Tensions between the US and China have surfaced once more, but this time it could really turn into quite an altercation between the two powerhouses.

In essence there are two core themes at the heart of this flare up:

1) Donald Trump signing a Uighurs human rights bill to punish China

It has widely been suspected that China have been keeping Muslims in prison camps within the wester Xinjiang region, where many ethic minorities were subjected to forced labour, deprived of adequate food, lack of medical treatment and even torture. Is it estimated that more than a million people from ethnic groups that include Uighurs, Kazakhs and Kyrgyz have been kept in a vast network of detention centres.

What does the Bill do?

China have continuously denied these allegations until video evidence from whistle-blowers appeared. The bill signed by Trump, would impose sanctions on specific Chinese officials, such as the Communist Party official who oversees government policy in Xinjiang. It also requires American authorities to look into the pervasive reports of harassment and threats of Uighurs and other Chinese nationals in the United States.

Why has Trump done this?

Although Trump is likely doing this just to attack China, it certainly will help his presidential vote later this year and it serves a key message – enough is enough. Uighur activists have praised Trump as they see this as an important step, it is the first time any government has sought to punish China for a campaign of mass surveillance and detention of Uighurs and other mostly Muslim ethnic groups in the western Xinjiang region.

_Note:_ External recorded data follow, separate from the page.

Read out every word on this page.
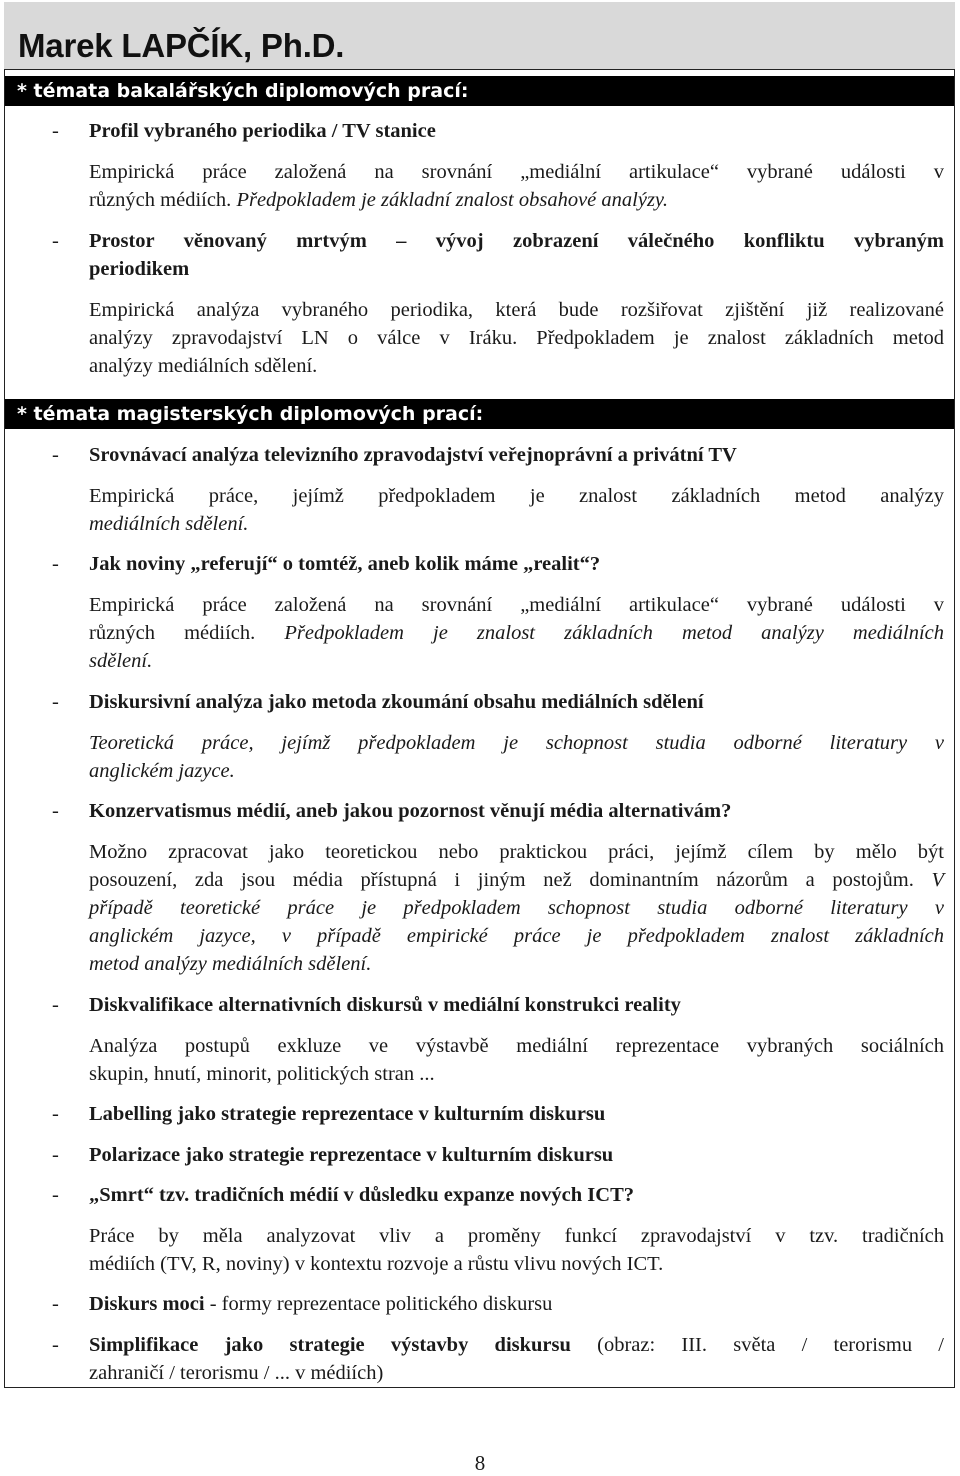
Marek LAPČÍK, Ph.D.
* témata bakalářských diplomových prací:
- Profil vybraného periodika / TV stanice
Empirická práce založená na srovnání „mediální artikulace“ vybrané události v
různých médiích. Předpokladem je základní znalost obsahové analýzy.
- Prostor věnovaný mrtvým – vývoj zobrazení válečného konfliktu vybraným
periodikem
Empirická analýza vybraného periodika, která bude rozšiřovat zjištění již realizované
analýzy zpravodajství LN o válce v Iráku. Předpokladem je znalost základních metod
analýzy mediálních sdělení.
* témata magisterských diplomových prací:
- Srovnávací analýza televizního zpravodajství veřejnoprávní a privátní TV
Empirická práce, jejímž předpokladem je znalost základních metod analýzy
mediálních sdělení.
- Jak noviny „referují“ o tomtéž, aneb kolik máme „realit“?
Empirická práce založená na srovnání „mediální artikulace“ vybrané události v
různých médiích. Předpokladem je znalost základních metod analýzy mediálních
sdělení.
- Diskursivní analýza jako metoda zkoumání obsahu mediálních sdělení
Teoretická práce, jejímž předpokladem je schopnost studia odborné literatury v
anglickém jazyce.
- Konzervatismus médií, aneb jakou pozornost věnují média alternativám?
Možno zpracovat jako teoretickou nebo praktickou práci, jejímž cílem by mělo být
posouzení, zda jsou média přístupná i jiným než dominantním názorům a postojům. V
případě teoretické práce je předpokladem schopnost studia odborné literatury v
anglickém jazyce, v případě empirické práce je předpokladem znalost základních
metod analýzy mediálních sdělení.
- Diskvalifikace alternativních diskursů v mediální konstrukci reality
Analýza postupů exkluze ve výstavbě mediální reprezentace vybraných sociálních
skupin, hnutí, minorit, politických stran ...
- Labelling jako strategie reprezentace v kulturním diskursu
- Polarizace jako strategie reprezentace v kulturním diskursu
- „Smrt“ tzv. tradičních médií v důsledku expanze nových ICT?
Práce by měla analyzovat vliv a proměny funkcí zpravodajství v tzv. tradičních
médiích (TV, R, noviny) v kontextu rozvoje a růstu vlivu nových ICT.
- Diskurs moci - formy reprezentace politického diskursu
- Simplifikace jako strategie výstavby diskursu (obraz: III. světa / terorismu /
zahraničí / terorismu / ... v médiích)
8
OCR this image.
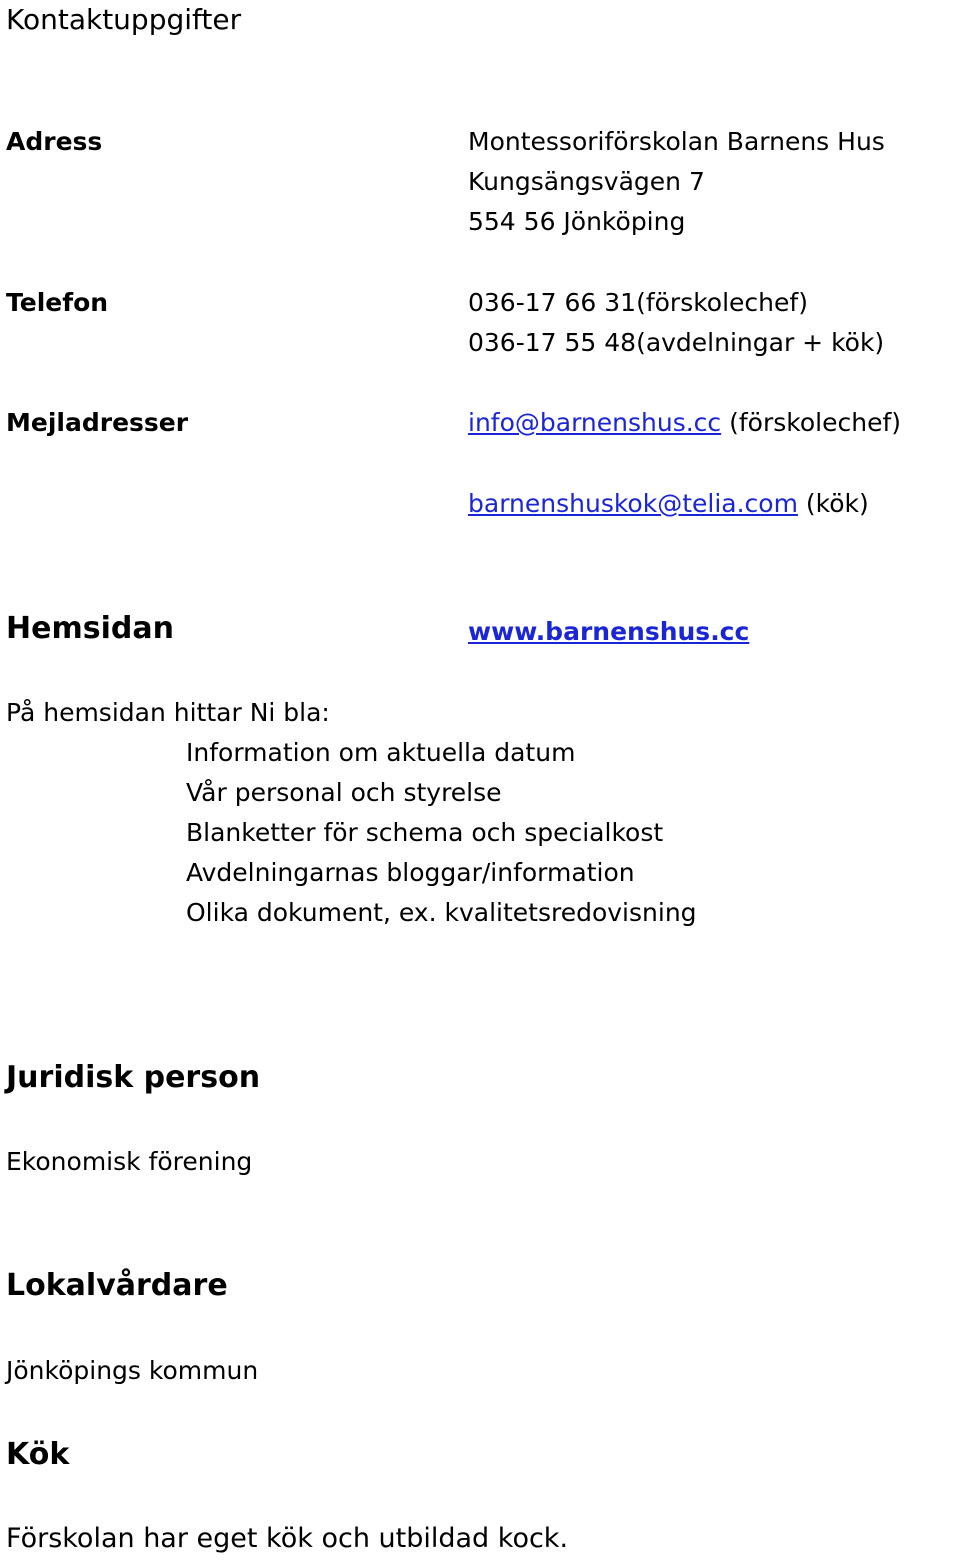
Kontaktuppgifter
Adress	Montessoriförskolan Barnens Hus
Kungsängsvägen 7
554 56 Jönköping
Telefon	036-17 66 31(förskolechef)
036-17 55 48(avdelningar + kök)
Mejladresser	info@barnenshus.cc (förskolechef)
barnenshuskok@telia.com (kök)
Hemsidan	www.barnenshus.cc
På hemsidan hittar Ni bla:
Information om aktuella datum
Vår personal och styrelse
Blanketter för schema och specialkost
Avdelningarnas bloggar/information
Olika dokument, ex. kvalitetsredovisning
Juridisk person
Ekonomisk förening
Lokalvårdare
Jönköpings kommun
Kök
Förskolan har eget kök och utbildad kock.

China has responded by expressing strong opposition to the US law regarding Uighurs, exclaiming that Xinjiang is purely China’s affairs and urged the US to revoke its decision, ‘or’ they will ‘resolutely’ respond and the US will bear the consequences.

2) China not abiding by Phase one of the US-China Trade deal

Earlier this year in January, China and the US agreed on phase 1 of a trade deal, a move set to squash the ‘tariff war’ between the two powerhouse countries.

Recap of phase one deal

In summary this deal included provisions to root out intellectual property theft and forced technology transfers and increase Chinese purchases of U.S. goods, Most noteworthy China’s agreement to purchase $200bn more worth of U.S goods over a two-year period. Trump would also cut tariff duties amounting to $120bn in products, to 7.5%.

The current issue

However, it has been revealed that China has not been sticking to this agreement. The U.S Chamber of commerce called for China to accelerate purchases of U.S goods and services agreed in Phase 1. The concern is that China may retaliate by saying they will not increase buying of U.S goods in this current environment, where consumption and buying from consumers have been affected. Could this potentially cause a tear in the trade deal?

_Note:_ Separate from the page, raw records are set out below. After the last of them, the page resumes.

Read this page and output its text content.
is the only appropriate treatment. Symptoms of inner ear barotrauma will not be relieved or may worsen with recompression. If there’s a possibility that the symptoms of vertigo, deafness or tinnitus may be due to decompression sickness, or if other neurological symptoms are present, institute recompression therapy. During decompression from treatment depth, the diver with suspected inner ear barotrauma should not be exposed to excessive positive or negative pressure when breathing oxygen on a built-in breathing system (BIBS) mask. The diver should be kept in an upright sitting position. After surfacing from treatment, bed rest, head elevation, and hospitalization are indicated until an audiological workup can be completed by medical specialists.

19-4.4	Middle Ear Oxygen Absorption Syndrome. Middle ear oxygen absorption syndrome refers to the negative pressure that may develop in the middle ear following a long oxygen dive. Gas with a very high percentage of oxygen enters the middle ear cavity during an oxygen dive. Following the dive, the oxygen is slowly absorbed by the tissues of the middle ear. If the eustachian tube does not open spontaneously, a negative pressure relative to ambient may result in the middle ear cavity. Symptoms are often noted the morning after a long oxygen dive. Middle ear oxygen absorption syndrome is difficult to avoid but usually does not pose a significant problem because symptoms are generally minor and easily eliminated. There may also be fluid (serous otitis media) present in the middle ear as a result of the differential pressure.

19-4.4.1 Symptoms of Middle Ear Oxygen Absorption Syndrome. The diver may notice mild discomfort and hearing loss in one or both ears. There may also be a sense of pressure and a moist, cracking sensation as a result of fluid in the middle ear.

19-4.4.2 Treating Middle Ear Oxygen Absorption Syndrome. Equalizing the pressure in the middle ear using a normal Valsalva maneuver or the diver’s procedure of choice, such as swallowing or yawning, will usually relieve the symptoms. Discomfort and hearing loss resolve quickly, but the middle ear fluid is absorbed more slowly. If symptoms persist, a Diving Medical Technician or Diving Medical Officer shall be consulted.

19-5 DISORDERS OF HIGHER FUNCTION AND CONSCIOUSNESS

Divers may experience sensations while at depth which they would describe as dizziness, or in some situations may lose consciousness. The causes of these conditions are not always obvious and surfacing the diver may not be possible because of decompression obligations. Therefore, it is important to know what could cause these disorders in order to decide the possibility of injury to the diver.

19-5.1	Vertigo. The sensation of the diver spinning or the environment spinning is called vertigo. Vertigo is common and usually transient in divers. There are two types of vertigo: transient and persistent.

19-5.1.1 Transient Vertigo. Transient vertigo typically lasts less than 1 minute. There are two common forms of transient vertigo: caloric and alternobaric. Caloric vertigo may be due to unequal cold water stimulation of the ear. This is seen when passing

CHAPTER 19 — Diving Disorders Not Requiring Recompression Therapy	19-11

What does this all mean for markets?

Risk FX (AUD, NZD, CAD) will not take likely to this, especially AUD (as China is Australia’s largest trading partner). Stocks are also likely to be under pressure if this escalation continues with safe heavens looking more attractive. Markets will be on edge , waiting to see how this moves going forward, is this another case of Trump attacking China then retreating, or is something far more serious?